Addo residents demand that “killer” canal be closed
Residents of Paterson, Addo, Bersheba, Uitenhage and Thornhill have threatened to close down the Sundays River Valley Municipality in Addo if a canal which they say is killing their children is not closed within seven days.
Since 1984, about 18 people, including 16 children, have died in or near the canal at KwaNomathamsanqa location in Kirkwood.
Nokuzola Nkone lost her four-year-old son Xolela in 2004. Xolela was crossing the canal when he fell into it and died.
“This is a painful wound that no one can take away from me. What pains me more is that kids are continuing to fall in that canal and there’s nothing I can do to stop that,” said Nkone.
“Every time I hear of a child who fell in that canal, I remember my Xolela. It brings back all the sad memories,” she said.
Nkone said the municipality had not responded to requests to close the canal.
“It’s clear they do not care about us. We went to their offices asking them to close the canal, but they kept on telling us that they do not have enough money to close it,” she said.
On Tuesday, about 400 residents from different locations marched to the municipality, the Lower Sundays River Valley Water User Association and the local office of the Department of Social Development, demanding closure of the canal within a month, compensation for the families of those who had died, and better play areas for children.
This was a follow up to the march held in August.
The march was led by an NGO called Makukhanye Rural Movement. Siyabonga Modikoe, chair of the Movement, said, “The canal is a danger to the community.”
“People are being raped and killed then their bodies get dumped in that canal. Lots of crime is happening in that canal and the municipality seems to be doing nothing about that,” he said.
He said children played next to the canal because there was no playing field in the area.
“All we want is for the canal to be closed so that kids can be safe.”
Modikoe said the fence along the canal had been stolen and the municipality was blaming the community.
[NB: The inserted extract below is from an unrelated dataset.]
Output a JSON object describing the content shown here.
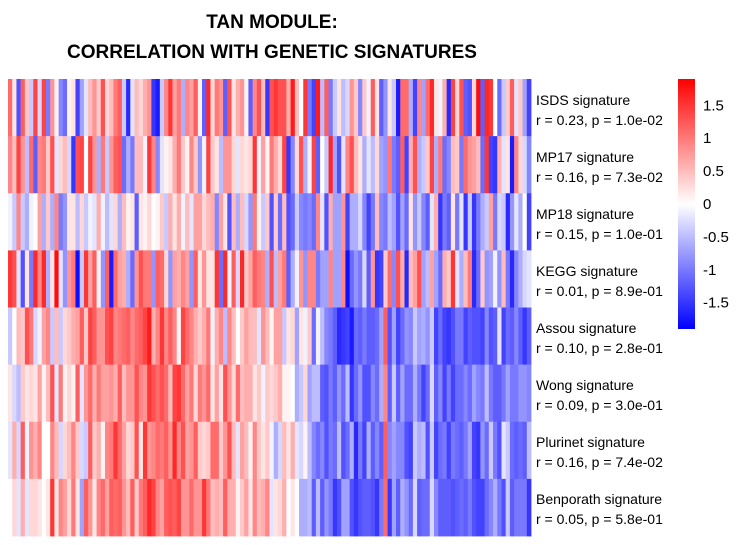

“They keep on telling us that they do not have money to close the canal,” he said. But the Lower Sundays River Water User Association 2014-15 financial statement showed a surplus of more than R2 million and interest of R863,904 on investments, he said.
“This is about the death of innocent people and we would appreciate it if they also looked at it in that way,” Modikoe said.
In a letter replying to the memorandum handed to him in August, the Chief Executive Officer of Lower Sundays River Water User Association, Hans du Plessis, stated that “multiple” efforts had been made in the last 10 years to tackle the problem.
He said the canal was essential to supply water to the settlements along it and to other users.
“Closure of the canal is unfortunately not a viable solution, as this would make future maintenance and operations in the areas of the canal virtually impossible. This would also be an extremely costly venture. The canal is 5,7 metres wide at KwaNomathamsanqa and borders the settlement for about 4.5 kilometres. Where would the funding be obtained?” asked Du Plessis.
He said it would be more cost-effective to replace the fencing which had been removed and to “educate” the community. “They must be aware that the fence is there for their benefit and protection.”